En effet, l’emprise du confessionnalisme sur l’espace économique libanais se manifeste dans les diverses structures économiques au sein du pays (ordres professionnels, associations patronales, syndicats). Ces dernières proclamant leur pouvoir auprès des chefs communautaires, élargissent les marges de manœuvre du système, portant ainsi atteinte aux attributs essentiels de l’État. Un État censé être fort, juste, effectif et efficient se trouve fragmenté et tiraillé entre les divers pôles de pouvoir. Les inégalités politiques, sociales et monétaires qui en résultent relèvent un point critique sur l’économie du pays. C’est la survie des libanais qui est mise en cause au quotidien. À noter que, dans une société profondément divisée comme la nôtre, où la possibilité d’organiser dignement sa vie se présente comme l’exception et non pas la règle, s’insérer dans le confessionnalisme est un impératif pour assurer à chacun sa propre survie. Pour faire simple, trouver l’argent indispensable à sa survie matérielle nécessite d’aller s’employer auprès d’un chef communautariste, c.à.d. à ses propres conditions et exigences. Tenir donc les libanais et libanaises individuellement et collectivement, en prenant en otage leur vie même, est plus à la mode que jamais.

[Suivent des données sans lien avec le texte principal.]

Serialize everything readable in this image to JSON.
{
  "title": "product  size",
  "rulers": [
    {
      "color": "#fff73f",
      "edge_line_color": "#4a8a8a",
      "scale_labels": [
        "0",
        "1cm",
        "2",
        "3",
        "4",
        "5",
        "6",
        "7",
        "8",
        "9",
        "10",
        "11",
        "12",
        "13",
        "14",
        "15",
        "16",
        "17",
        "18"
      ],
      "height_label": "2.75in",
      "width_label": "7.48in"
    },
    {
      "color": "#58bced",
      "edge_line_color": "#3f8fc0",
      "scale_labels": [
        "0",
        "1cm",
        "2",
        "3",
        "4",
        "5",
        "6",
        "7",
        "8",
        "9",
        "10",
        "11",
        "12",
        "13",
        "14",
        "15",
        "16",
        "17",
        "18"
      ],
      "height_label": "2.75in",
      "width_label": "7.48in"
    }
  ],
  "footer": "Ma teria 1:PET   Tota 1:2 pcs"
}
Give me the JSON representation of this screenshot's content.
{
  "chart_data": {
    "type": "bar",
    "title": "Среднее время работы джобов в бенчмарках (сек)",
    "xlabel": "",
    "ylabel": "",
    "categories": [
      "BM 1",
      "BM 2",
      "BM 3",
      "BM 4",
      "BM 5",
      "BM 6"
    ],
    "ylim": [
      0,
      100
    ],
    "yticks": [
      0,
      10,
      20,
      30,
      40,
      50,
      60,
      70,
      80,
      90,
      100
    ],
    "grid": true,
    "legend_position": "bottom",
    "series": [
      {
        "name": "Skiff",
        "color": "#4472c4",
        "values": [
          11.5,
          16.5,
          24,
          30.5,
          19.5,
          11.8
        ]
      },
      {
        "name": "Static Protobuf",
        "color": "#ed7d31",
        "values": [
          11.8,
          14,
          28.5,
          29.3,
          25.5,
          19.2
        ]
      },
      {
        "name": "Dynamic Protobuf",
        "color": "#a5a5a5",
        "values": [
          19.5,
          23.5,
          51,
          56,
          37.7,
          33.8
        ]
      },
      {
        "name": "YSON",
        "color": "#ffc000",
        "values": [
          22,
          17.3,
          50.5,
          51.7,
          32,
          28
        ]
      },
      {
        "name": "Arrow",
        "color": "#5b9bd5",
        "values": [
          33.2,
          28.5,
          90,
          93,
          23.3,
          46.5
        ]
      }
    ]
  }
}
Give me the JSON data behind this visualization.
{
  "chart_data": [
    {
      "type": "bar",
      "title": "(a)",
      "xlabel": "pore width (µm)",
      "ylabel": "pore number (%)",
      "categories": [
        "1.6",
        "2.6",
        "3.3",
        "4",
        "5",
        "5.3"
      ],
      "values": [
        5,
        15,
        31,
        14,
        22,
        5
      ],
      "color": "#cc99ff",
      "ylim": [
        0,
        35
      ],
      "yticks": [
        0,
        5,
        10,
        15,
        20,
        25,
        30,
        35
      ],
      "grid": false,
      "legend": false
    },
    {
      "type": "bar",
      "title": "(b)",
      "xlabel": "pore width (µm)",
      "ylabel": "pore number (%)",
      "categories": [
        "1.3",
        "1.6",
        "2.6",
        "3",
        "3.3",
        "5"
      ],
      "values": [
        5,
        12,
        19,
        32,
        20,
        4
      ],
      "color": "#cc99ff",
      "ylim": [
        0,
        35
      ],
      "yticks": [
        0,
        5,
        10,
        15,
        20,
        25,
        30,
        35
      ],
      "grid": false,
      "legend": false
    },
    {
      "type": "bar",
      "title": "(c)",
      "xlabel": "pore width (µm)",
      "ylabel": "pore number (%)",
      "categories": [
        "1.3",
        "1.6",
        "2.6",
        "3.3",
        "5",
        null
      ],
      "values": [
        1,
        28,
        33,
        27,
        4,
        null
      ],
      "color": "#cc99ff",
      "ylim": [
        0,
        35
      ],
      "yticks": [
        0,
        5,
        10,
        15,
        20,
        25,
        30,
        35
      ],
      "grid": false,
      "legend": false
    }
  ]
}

Dans ce paysage, il ne s’agit plus de proposer des réformes à un système vermoulu et de lui donner un supplément de viabilité politique, mais de procéder à une nouvelle forme de pouvoir. Pour répondre réellement au défi de la crise économique actuelle et donner avantage à la survie de la société par rapport à celle du régime politique, il faut en toute urgence faire reculer la logique des chefs communautaires, et donc l’emprise du confessionnalisme sur la société.

 

À la croisée des chemins

Le confessionnalisme n’est pas un fait de nature ni un sort définitif à accepter. C’est un produit de politiques publiques faites de mains d’hommes, et qu’il est temps de le combattre et de le remplacer par de mains d’hommes et de femmes. Tant que les structures du confessionnalisme lui autorisent de pousser encore plus ses avantages, ce système restera une puissance en marche. Tant qu’il n’y aura pas un contrepoids, une force inverse qui s’opposerait à ce régime, les partis communautaires préserveront leur contrôle malgré l’effondrement actuel auquel fait face la société. Le temps est venu pour que l’immobilisme désespérant de notre classe politique, ainsi que l’injustice quotidienne que subissent les Libanais et Libanaises deviennent un levier collectif pour sortir de la logique défensive, s’affranchir du confessionnalisme et constituer un avenir commun politique : un État laïc, fort et juste.

Nous voici donc à la croisée des chemins : soit nous sortons du confessionnalisme, et nous nous sauvons nous-mêmes et l’économie (voir article : Abolissez le confessionnalisme !), soit nous nous laissons enrôler dans des crises sans fin, qui mèneront tôt ou tard vers une dilapidation de notre société.

Nous voici donc à la croisée des chemins, où il est nécessaire de se poser des questions sérieuses, et de choisir entre « le confessionnalisme » ou « la vie ».